Clubs have now been run in four EY offices across the UK, and the team has even seen the first international club take place, at the EY office in Baku, Azerbaijan. In total, EY clubs have seen around 350 young people attend and give coding a go.

Championing diversity in tech

As a woman in tech, Yang is all too aware of the gender imbalance in the industry, and this is something she wanted the clubs at the EY offices to address. 

“If there are some female role models, I think for a little girl grow up that means so much. Because if they can see somebody thrive in this industry, they will see themselves there one day. And that’s the inspiration.” – Yang

Yang actively encourages female participation in Dojo sessions, for example through holding sessions with a focus on engaging girls to mark International Women’s Day and Ada Lovelace Day. Through her leadership, she creates an inclusive environment where girls can envision themselves as future leaders. 

Yang mentors a young person during a CoderDojo session.

Yang’s motivation doesn’t only inspire the young people attending her clubs, but also resonates with those who work with her on a daily basis, including colleagues like Iman and Elizabeth, who shared how much they admire Yang’s dedication and energy.

“I would love to have had a role model like [Yang] when I was younger. She’s just so inspiring. She’s so full of energy. I mean, from my personal experience, when I was younger, we didn’t have anything to do with coding.

There were situations where I was vaguely interested [in computing] but was told that it wasn’t for girls. And now with Yang running these events, seeing the girls come here and being so interested and wanting to learn, it really opens up so many more doors for them that they don’t even realise.” – Elizabeth, colleague and CoderDojo volunteer

Seeing the impact of her mentorship and the enthusiasm of young participants has fueled Yang’s passion even further. 

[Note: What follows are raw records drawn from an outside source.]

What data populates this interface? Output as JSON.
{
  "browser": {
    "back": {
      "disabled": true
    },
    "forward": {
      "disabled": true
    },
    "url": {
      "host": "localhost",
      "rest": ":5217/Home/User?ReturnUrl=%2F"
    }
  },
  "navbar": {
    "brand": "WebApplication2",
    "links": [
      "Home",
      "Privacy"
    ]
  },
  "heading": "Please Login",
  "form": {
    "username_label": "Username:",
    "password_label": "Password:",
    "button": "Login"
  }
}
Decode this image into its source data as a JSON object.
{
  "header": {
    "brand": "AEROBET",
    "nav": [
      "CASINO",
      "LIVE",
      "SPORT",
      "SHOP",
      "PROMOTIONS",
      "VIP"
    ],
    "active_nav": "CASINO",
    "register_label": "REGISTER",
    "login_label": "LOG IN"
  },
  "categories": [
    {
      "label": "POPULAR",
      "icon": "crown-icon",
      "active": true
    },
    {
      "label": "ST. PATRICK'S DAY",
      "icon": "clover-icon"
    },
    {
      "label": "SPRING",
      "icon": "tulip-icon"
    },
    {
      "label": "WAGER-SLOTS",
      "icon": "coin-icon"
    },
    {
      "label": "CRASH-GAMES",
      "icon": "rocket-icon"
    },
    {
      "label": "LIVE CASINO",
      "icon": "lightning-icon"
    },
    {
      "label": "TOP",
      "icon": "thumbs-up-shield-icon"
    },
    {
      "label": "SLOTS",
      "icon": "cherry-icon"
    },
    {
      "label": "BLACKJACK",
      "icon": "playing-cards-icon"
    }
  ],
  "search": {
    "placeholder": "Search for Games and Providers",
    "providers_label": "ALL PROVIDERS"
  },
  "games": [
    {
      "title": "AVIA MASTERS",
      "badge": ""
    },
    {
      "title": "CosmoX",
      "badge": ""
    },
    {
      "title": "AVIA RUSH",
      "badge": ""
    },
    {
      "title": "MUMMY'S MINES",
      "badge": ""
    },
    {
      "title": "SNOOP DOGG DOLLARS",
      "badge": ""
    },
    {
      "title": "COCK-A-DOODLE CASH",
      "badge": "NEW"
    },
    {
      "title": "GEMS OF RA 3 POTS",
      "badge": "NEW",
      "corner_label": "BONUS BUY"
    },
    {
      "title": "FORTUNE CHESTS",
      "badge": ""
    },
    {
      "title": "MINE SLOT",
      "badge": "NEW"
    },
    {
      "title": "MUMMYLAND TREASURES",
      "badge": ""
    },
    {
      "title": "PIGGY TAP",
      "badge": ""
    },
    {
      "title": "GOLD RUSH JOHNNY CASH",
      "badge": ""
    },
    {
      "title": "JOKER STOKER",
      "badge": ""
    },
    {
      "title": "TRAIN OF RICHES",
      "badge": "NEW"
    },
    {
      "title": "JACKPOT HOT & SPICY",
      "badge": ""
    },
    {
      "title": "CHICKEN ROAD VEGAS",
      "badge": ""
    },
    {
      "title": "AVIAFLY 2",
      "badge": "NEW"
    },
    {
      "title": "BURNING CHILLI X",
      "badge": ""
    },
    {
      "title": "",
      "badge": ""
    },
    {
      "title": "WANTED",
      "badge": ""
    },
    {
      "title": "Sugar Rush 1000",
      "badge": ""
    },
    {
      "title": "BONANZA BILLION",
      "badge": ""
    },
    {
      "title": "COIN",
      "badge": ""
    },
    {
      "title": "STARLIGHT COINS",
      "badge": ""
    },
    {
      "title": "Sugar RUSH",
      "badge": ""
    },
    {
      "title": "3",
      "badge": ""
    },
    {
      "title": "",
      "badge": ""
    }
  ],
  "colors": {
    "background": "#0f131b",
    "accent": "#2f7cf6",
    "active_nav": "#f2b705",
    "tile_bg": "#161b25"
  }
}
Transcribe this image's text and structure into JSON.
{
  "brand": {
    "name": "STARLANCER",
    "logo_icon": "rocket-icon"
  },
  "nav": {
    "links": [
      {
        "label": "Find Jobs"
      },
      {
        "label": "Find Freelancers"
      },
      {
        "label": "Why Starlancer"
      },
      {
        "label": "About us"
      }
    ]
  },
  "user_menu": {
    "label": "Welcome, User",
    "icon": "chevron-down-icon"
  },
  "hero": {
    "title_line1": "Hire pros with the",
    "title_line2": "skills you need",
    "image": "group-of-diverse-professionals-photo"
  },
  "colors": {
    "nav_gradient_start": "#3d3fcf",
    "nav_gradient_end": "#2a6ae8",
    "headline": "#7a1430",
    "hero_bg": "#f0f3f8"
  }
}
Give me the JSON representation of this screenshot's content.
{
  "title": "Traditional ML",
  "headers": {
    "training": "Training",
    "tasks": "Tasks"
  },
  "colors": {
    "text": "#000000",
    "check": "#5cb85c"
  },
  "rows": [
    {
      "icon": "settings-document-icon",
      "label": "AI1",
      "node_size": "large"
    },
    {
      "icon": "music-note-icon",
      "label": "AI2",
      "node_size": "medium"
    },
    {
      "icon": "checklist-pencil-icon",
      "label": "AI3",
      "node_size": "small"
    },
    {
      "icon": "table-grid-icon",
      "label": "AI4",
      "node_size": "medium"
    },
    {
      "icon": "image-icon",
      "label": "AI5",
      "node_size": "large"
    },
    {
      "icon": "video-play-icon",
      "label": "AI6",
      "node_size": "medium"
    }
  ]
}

This has been a great opportunity to set up CoderDojo sessions for young people. I’ve had a lot of support from colleagues and other volunteers who have helped to run the sessions […] I feel super proud of what we’ve achieved so far.” – Yang

For Yang, mentorship isn’t just about teaching technical skills; it’s about helping young people develop confidence and resilience, and letting everyone know there is a place for them in computing should they want one.

Two mentors deliver a presentation during a CoderDojo session.

Continuing to make a difference in her community and beyond, Yang recently participated in the 68th annual UN Women’s Commission on the Status of Women, which is the UN’s largest annual gathering on gender equality and women’s empowerment. 

We’re delighted to be part of Yang’s journey, and can’t wait to see what she contributes to the world of tech next.